The city of Norfolk, Neb., has become the latest Nebraska municipality to become part of Nebraska Public Power District’s (NPPD) SunWise Community Solar Program with a project that includes a battery energy storage system (BESS) that will be tied to a solar array as a demonstration project.
NPPD said in a news release that it plans to enter into a 30-year agreement with N Solar for an 8.5 MW solar unit to be constructed on land at the city’s well field.
N Solar is a three-company partnership that includes Messner Development, Gen Pro Energy Solutions and Sol Systems. N Solar will have a lease agreement with the City of Norfolk for the land where the solar panels will be installed.
The solar panel installation is expected to begin in 2021 and will be operational by the end of 2021. Norfolk is the fourth Nebraska community to be part of the program that currently includes Venango, Scottsbluff (two units) and Kearney. In partnership with the city, NPPD will host an open house for Norfolk customers to learn about the SunWise Community Solar program.
Eventually the well field site will have over 25,000 solar panels. Collectively, the three N Solar companies have been involved in a combined 20 solar projects across Nebraska, including three of the four NPPD SunWise Community Solar projects.
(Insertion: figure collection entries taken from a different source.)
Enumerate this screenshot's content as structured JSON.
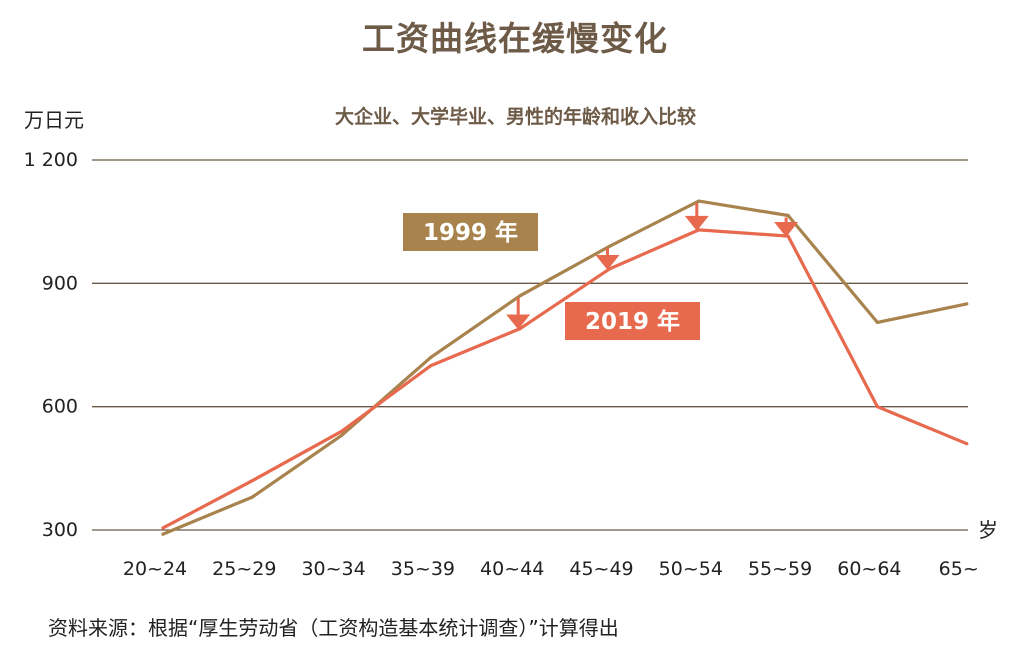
{
  "title": "工资曲线在缓慢变化",
  "subtitle": "大企业、大学毕业、男性的年龄和收入比较",
  "y_unit": "万日元",
  "x_unit": "岁",
  "source": "资料来源：根据“厚生劳动省（工资构造基本统计调查）”计算得出",
  "colors": {
    "s1999": "#a8834e",
    "s2019": "#e86a4e",
    "grid": "#6b5a4a",
    "text": "#222222",
    "title": "#6d5a47"
  },
  "chart_data": {
    "type": "line",
    "title": "工资曲线在缓慢变化",
    "subtitle": "大企业、大学毕业、男性的年龄和收入比较",
    "xlabel": "岁",
    "ylabel": "万日元",
    "categories": [
      "20~24",
      "25~29",
      "30~34",
      "35~39",
      "40~44",
      "45~49",
      "50~54",
      "55~59",
      "60~64",
      "65~"
    ],
    "y_ticks": [
      "1 200",
      "900",
      "600",
      "300"
    ],
    "ylim": [
      300,
      1200
    ],
    "grid": true,
    "series": [
      {
        "name": "1999 年",
        "values": [
          290,
          380,
          530,
          720,
          870,
          990,
          1100,
          1065,
          805,
          850
        ]
      },
      {
        "name": "2019 年",
        "values": [
          305,
          420,
          540,
          700,
          790,
          935,
          1030,
          1015,
          600,
          510
        ]
      }
    ],
    "decline_arrows": [
      "40~44",
      "45~49",
      "50~54",
      "55~59"
    ]
  }
}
The BESS will be charged through generation provided by the solar unit. The BESS unit will store approximately the amount of electricity that a small home would use over the course of two months.
With support from the city of Norfolk, NPPD received a grant from the Nebraska Environmental Trust (NET) for $490,000 over two years for the BESS project. Norfolk committed to participate in the funding request as a grant partner and is providing the real estate for the project site, weekly inspections and guided public tours.
The demonstration project is the first of its kind in Nebraska, having one megawatt, two megawatt hour utility scale, proven technology, NPPD said. The BESS will be charged and discharged daily to accomplish several goals for NPPD such as demand management, frequency regulation, voltage support, and smoothing and shifting variable renewable energy generation.
This project was not cost-effective for NPPD to fund in total but with the Nebraska Environmental Trust grant sharing the battery costs it became possible.
NPPD’s SunWise Community Solar Program has an existing facility in Kearney that has been in operation for nearly two years, generating 5.7 megawatts of energy through photovoltaic panels. In the past year a 4.375-MW unit was installed in Scottsbluff. Smaller solar arrays in the program are located in Scottsbluff (128 kilowatts) and Venango (98 kilowatts).